Step 2: Create the SSO Connector Endpoint
- Choose a single-sign-on URL endpoint that you would like to use for your SSO connector. There are three ways to deploy the SSO encryption connector, and how you choose to deploy it will change your ACS and Entity ID URLs.
SSO encryption service host SSO Connector endpoint Azure (recommended) https://mycompanysso.azurewebsites.net AWS https://mycompanysso.mycompany.com Linux VM (advanced) https://mycompanysso.mycompany.com
- Enter the SSO connector endpoint in the Dashlane admin portal
- Set the Single sign-on URL to https://<SSO Connector Endpoint>/saml/callback, where SSO Connector Endpoint URL is where the SSO Connector is hosted and can be reached publicly. Make sure to include /saml/callback at the end of the path.
- Set the Audience URI (SP Entity ID) to https://<SSO ConnectorEndpoint>/saml/, where SSO Connector Endpoint URL is where the SSO Connector is hosted and can be reached publicly. Make sure to include /saml/ at the end of the path.
- After you've named your SSO Connector Endpoint, in section 3 of the SAML SSO Configuration Page in the Dashlane Admin Console, you will find your SSO Connector Metadata URL, Entity ID, and Login URL (ACS URL).
Step 3: Create an application in DUO
DO NOT search for Dashlane in the DUO marketplace. It will not work for SSO.
- Navigate to the Admin center in DUO and go to Applications.
- Click Protect an Application.
- Search for "Generic Service Provider," select 2FA with SSO hosted by Duo, and click Protect.
- On the next page, scroll down and select Download your XML SAML Metadata.
- Navigate back to the SAML SSO section of the Settings tab in the Admin Console.
- Paste the SAML metadata from DUO that you just downloaded into the SAML SSO section of the Settings tab in the Admin Console.
- Navigate back to the DUO Generic Service Provider Page where you downloaded the XML SAML Metadata. Scroll down to the Service Provider Section and copy and paste the Entity ID and Assertion Consumer Service (ACS) URL that was created in step 2.4 above. These links are found in the Dashlane Admin console.
Step 4: Configure the SSO Connector
- Click Generate SSO Connector key. This will generate a key that will be used to encrypt all your company's data. Copy the generated key and save it somewhere secure (such as a secure note in Dashlane). We also recommend sharing it with any other admins as well. You will not be able to see this key again.
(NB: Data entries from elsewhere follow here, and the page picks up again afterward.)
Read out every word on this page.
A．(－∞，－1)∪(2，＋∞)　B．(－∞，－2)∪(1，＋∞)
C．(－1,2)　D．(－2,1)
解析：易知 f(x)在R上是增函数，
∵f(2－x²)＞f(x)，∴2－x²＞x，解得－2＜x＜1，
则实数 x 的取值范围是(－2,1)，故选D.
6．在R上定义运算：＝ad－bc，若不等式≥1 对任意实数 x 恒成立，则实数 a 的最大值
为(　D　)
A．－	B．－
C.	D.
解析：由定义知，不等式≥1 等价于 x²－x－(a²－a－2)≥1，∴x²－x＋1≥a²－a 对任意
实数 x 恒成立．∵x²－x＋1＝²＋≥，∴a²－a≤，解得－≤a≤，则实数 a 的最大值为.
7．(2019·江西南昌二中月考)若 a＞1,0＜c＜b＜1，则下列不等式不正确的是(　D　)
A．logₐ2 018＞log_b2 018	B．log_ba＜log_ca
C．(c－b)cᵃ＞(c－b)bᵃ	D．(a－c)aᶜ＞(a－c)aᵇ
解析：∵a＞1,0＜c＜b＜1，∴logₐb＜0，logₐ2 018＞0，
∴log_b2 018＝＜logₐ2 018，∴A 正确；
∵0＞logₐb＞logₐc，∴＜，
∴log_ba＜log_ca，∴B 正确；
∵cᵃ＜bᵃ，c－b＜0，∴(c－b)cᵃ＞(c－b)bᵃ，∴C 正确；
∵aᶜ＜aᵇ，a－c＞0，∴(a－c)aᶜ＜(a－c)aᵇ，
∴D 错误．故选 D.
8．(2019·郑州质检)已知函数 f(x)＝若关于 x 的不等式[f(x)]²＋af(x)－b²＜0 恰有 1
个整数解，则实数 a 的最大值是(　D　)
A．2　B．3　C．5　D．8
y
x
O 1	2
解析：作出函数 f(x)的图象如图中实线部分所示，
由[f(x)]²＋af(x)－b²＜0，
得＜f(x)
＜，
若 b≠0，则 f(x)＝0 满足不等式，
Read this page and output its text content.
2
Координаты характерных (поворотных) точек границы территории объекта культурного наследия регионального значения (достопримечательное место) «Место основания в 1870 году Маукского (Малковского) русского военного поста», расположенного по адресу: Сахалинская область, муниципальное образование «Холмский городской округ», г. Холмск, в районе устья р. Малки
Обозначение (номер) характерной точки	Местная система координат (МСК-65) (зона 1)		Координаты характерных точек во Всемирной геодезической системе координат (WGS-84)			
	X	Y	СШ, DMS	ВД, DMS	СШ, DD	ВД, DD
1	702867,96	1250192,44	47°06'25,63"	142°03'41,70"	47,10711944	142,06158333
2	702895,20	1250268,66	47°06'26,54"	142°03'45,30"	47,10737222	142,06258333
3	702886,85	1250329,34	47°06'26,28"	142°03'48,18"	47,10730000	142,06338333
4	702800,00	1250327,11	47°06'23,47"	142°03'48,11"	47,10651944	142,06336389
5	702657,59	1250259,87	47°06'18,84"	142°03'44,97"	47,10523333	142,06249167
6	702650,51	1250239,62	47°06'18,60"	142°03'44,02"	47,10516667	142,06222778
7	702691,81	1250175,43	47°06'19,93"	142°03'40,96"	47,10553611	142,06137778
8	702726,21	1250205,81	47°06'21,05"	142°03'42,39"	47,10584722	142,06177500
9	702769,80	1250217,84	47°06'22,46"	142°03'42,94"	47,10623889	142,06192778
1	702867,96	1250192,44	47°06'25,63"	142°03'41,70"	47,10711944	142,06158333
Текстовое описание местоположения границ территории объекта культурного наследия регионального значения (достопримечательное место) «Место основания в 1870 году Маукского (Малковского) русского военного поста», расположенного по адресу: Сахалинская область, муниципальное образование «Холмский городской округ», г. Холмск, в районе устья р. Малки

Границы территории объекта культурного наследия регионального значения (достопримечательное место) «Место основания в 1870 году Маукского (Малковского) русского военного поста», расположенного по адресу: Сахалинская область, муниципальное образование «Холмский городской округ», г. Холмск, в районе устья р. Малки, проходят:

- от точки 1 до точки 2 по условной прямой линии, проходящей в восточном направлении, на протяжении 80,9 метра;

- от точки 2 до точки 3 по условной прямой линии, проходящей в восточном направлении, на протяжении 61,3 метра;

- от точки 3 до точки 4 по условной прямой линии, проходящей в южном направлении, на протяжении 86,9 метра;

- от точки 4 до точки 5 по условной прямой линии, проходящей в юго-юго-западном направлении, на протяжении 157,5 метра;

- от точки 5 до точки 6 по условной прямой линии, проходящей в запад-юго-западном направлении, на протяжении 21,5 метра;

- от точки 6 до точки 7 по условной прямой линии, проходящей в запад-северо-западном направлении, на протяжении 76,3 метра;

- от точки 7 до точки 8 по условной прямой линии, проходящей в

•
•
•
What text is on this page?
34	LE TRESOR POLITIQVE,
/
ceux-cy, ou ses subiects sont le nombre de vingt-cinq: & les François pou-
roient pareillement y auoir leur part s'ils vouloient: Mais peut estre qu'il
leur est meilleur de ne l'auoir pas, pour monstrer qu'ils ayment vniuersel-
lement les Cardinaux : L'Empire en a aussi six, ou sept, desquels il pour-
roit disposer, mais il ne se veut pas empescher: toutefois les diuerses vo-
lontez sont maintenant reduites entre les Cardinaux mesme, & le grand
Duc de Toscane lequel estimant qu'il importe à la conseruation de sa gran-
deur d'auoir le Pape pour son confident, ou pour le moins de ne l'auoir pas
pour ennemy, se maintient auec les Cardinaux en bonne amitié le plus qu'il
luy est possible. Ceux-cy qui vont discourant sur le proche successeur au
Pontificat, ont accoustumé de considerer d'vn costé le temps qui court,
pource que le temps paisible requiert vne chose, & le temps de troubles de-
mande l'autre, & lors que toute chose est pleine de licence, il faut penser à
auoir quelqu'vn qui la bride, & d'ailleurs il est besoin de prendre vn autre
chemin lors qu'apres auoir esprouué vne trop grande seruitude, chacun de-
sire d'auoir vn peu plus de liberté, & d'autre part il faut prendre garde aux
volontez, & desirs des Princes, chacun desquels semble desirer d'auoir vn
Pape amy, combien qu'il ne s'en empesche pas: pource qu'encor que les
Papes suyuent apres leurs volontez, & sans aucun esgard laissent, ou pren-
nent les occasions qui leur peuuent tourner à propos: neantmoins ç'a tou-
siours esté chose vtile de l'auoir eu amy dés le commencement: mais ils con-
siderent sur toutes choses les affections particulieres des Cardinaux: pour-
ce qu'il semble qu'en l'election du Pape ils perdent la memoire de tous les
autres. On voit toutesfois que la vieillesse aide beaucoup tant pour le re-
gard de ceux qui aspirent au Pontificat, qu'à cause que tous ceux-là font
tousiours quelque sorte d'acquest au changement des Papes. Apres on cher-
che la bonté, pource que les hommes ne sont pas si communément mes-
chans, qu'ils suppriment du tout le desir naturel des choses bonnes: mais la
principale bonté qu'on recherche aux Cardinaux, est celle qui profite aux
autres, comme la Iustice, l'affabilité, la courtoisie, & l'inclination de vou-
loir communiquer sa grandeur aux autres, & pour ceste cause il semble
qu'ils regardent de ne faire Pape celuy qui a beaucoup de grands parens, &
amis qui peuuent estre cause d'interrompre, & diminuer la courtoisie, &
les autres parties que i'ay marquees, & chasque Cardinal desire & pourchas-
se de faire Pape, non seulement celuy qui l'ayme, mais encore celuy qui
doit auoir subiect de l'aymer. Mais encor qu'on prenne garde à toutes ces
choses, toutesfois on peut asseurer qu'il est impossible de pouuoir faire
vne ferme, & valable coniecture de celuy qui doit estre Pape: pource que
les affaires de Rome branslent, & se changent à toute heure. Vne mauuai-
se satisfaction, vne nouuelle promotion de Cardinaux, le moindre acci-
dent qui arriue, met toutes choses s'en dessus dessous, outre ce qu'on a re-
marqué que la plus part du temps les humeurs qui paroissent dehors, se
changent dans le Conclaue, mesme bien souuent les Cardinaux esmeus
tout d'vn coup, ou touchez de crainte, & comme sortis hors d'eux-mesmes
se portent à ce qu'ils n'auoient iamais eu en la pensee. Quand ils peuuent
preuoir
- Click Download Config file.
- Configure the SSO Connector encryption service. Learn more about the SSO encryption service, and then visit the following article for your preferred platform.
Step 5: Test and enable SSO
You can do a quick test to ensure that SSO Connector and DUO are configured correctly.
- Navigate to the Dashlane Admin Console and click Test SSO Connection.
- Sign in using any user account assigned to the application in DUO to test the account. Once you successfully sign in, you should see a Success message. If you don't, please contact Dashlane Support.
- Click Enable SSO.
You have enabled SSO for all your users! Remember, admins within Dashlane will not be impacted and will continue to sign in using their Master Password. All other users will be forced to use SSO to access Dashlane.